Intorno a Rossini, cercando Rossini
di Roberta Pedrotti
2016, duecento anni dalla prima del Barbiere di Siviglia, 2018, centocinquanta dalla morte di Rossini. Fra queste due ricorrenze, un convegno della Fondazione Rossini di Pesaro si propone di fare il punto sulle tendenze odierne della ricerca musicologica intorno al Pesarese.
PESARO 9, 10, 11 giugno 2017 - Quando i lavori si aprono con il ricordo e la dedica ad Alberto Zedda nessuno poteva immaginare che di lì a pochi giorni sarebbe scomparso un altro Nume tutelare della Rossini Renaissance, Philip Gossett. Ci si sente un po' orfani, al pensiero, gravati della responsabilità di un lascito tanto importante.

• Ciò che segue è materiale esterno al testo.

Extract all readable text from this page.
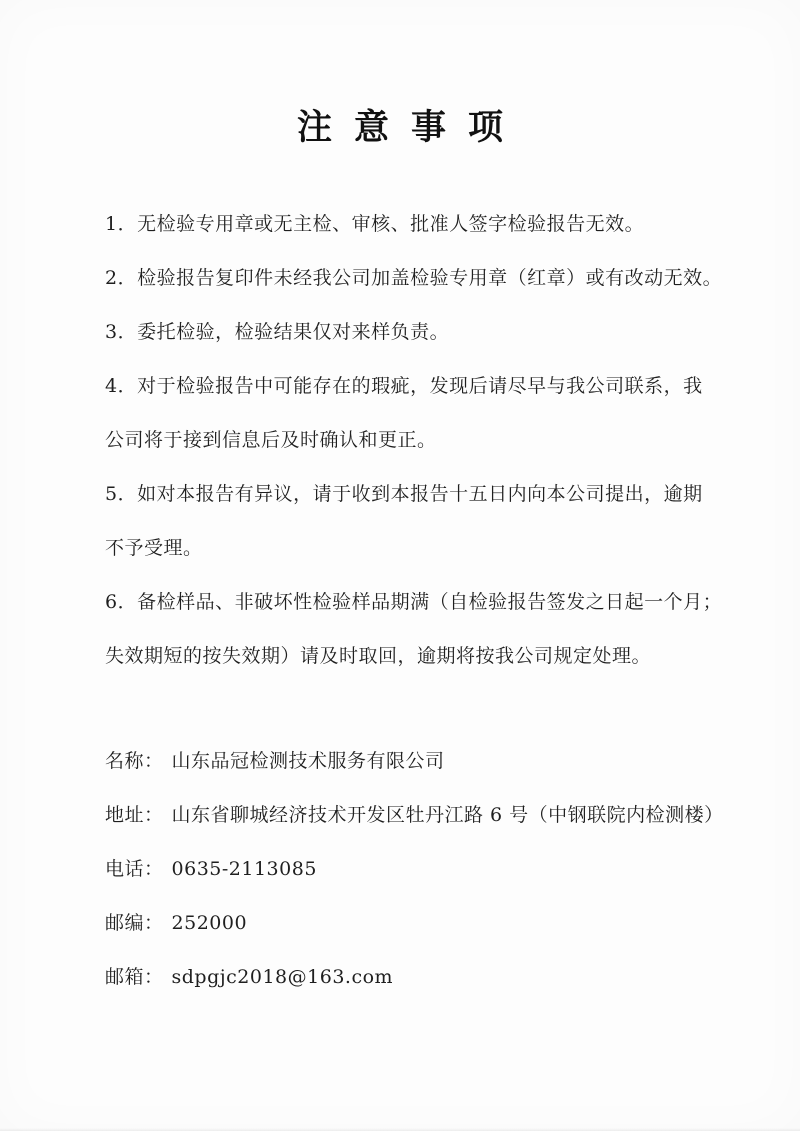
注意事项
1．无检验专用章或无主检、审核、批准人签字检验报告无效。
2．检验报告复印件未经我公司加盖检验专用章（红章）或有改动无效。
3．委托检验，检验结果仅对来样负责。
4．对于检验报告中可能存在的瑕疵，发现后请尽早与我公司联系，我
公司将于接到信息后及时确认和更正。
5．如对本报告有异议，请于收到本报告十五日内向本公司提出，逾期
不予受理。
6．备检样品、非破坏性检验样品期满（自检验报告签发之日起一个月；
失效期短的按失效期）请及时取回，逾期将按我公司规定处理。
名称： 山东品冠检测技术服务有限公司
地址： 山东省聊城经济技术开发区牡丹江路 6 号（中钢联院内检测楼）
电话： 0635-2113085
邮编： 252000
邮箱： sdpgjc2018@163.com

Conforta, però, vedere che oggi si affacciano volti nuovi e ben preparati, che altri nomi si consolidano e che i giovani pupilli di qualche lustro fa continuano a lavorare con inesausta curiosità. Perché la ricerca, e nello specifico la ricerca su Rossini, vive e continua a vivere rinnovandosi senza sosta, non si appaga di un risultato, non si esaurisce nella trascrizione di un manoscritto ritrovato, ma cresce senza sosta, ampliando i suoi interessi e rimettendosi in discussione. Proseguire su questa strada è il miglior modo di onorare chi ha creato la gloria della Fondazione Rossini e del Rof, saperla comunicare al pubblico, tenerla viva nel rapporto con il teatro e la sala da concerto è la sfida che deve unire biblioteche, archivi e cartelloni, convegni specialistici e incontri divulgativi, studio e media.
Di fronte a eventi come questo, articolato in cinque sessioni (Filologia e testo musicale, Transnazionalità, Pratiche esecutive, Musica e dramma, Ricezione ) cui si aggiunge un concerto aperto a tutti (leggi), con l'affabile incontro e lo scambio di opinioni nelle sale e nei cortili di Palazzo Toschi Mosca aiutano a guardare avanti e offrono lo stimolo di nuove prospettive, sia negli ambiti di studio già percorsi, sia per strade meno battute, consapevoli che riflessione e ricerca non sono assoluti, ma si evolvono e si sviluppano nel tempo con gli uomini e le donne che seguitano a ragionare e interpretare.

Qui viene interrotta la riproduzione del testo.